Black history books - Little Legends

Another book in the Little Legends series, this one is also wonderfully written and brilliantly illustrated. Here, Vashti Harrison brings to life the incredible stories of so many Black artists, writers, athletes, politicians, and even pop stars. Kids will love that each mini biography highlights the fact that all of the men featured showed interest in something specific at a young age...and with determination and grit, they all left their mark on the world!
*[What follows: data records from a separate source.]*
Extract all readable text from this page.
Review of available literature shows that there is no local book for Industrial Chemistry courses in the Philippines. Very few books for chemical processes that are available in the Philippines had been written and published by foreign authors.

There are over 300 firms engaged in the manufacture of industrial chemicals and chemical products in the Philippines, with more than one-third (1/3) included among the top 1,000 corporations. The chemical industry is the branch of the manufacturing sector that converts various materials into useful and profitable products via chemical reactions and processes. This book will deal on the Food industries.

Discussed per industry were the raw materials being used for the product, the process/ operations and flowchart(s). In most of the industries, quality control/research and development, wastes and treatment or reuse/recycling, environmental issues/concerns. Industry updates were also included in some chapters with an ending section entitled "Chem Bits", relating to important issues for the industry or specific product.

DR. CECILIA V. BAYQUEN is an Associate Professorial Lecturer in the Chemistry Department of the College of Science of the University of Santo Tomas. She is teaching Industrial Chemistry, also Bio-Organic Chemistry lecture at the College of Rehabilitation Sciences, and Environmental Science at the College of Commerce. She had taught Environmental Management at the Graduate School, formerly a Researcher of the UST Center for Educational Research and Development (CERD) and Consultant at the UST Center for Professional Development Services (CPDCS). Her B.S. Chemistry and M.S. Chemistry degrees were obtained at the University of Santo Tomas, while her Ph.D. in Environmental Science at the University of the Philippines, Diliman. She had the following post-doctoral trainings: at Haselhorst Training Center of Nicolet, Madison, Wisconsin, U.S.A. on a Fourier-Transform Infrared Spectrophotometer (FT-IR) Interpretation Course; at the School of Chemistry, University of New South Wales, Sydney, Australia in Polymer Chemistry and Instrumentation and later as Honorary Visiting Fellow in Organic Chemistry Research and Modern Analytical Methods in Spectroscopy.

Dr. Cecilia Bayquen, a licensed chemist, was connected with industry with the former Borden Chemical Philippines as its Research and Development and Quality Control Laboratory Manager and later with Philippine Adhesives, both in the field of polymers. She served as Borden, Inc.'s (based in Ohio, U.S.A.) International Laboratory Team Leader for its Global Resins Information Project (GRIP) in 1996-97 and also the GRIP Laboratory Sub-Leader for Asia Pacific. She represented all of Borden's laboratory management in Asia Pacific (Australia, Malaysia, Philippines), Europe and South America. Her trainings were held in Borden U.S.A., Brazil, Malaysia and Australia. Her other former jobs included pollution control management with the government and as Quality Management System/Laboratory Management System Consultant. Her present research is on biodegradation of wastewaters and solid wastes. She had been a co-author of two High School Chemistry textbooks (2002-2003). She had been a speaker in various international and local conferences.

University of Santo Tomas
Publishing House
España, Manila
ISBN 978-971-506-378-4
The ABCs of Black History 

Written by Rio Cortez, illustrated by Lauren Semmer  

Black history books - ABCs of Black History

This beautiful, folk-art inspired book takes children on a journey through Black history and culture by way of the alphabet. (A for anthem, G for the Great Migration, for example.) With rhyming text and bright colors, this is a fun book to read that will leave you wanting to learn more about figures like Zora Neale Hurston, Mae Jemison, and W.E.B. du Bois, and so many more. Also great: The book's endnotes clarify terms and figures and point readers to more child-friendly books, websites, museums, and poems

If You Were a Kid During the Civil Rights Movement

Written by Gwendolyn Hooks, illustrated by Kelly Kennedy 

What would you do if you were a kid during the civil rights era? That's what this historical fiction read tries to dissect through the story of two girls, Joyce Jenkins and Connie Underwood, who suddenly find themselves in the middle of a civil rights protest. The kid-appropriate storytelling and the book's fact boxes do a great job of helping to break down the civil rights movement for young readers. (This book is for children 7 and older.)

The Story of Barack Obama

Written by Tonya Leslie, PhD

Black history books - The Story of Barack Obama

It would be pretty tough to teach kids about Black history without mentioning the first Black president of the United States of America. This fun book takes kids on a ride through the impressive timeline of Obama's life from his childhood growing up in Hawaii all the way through his eight years as president. Accessible and fantastically engaging, this book is ideal for kids 6 and up. (PS: There's a "The Story of" book on Michelle Obama, too!)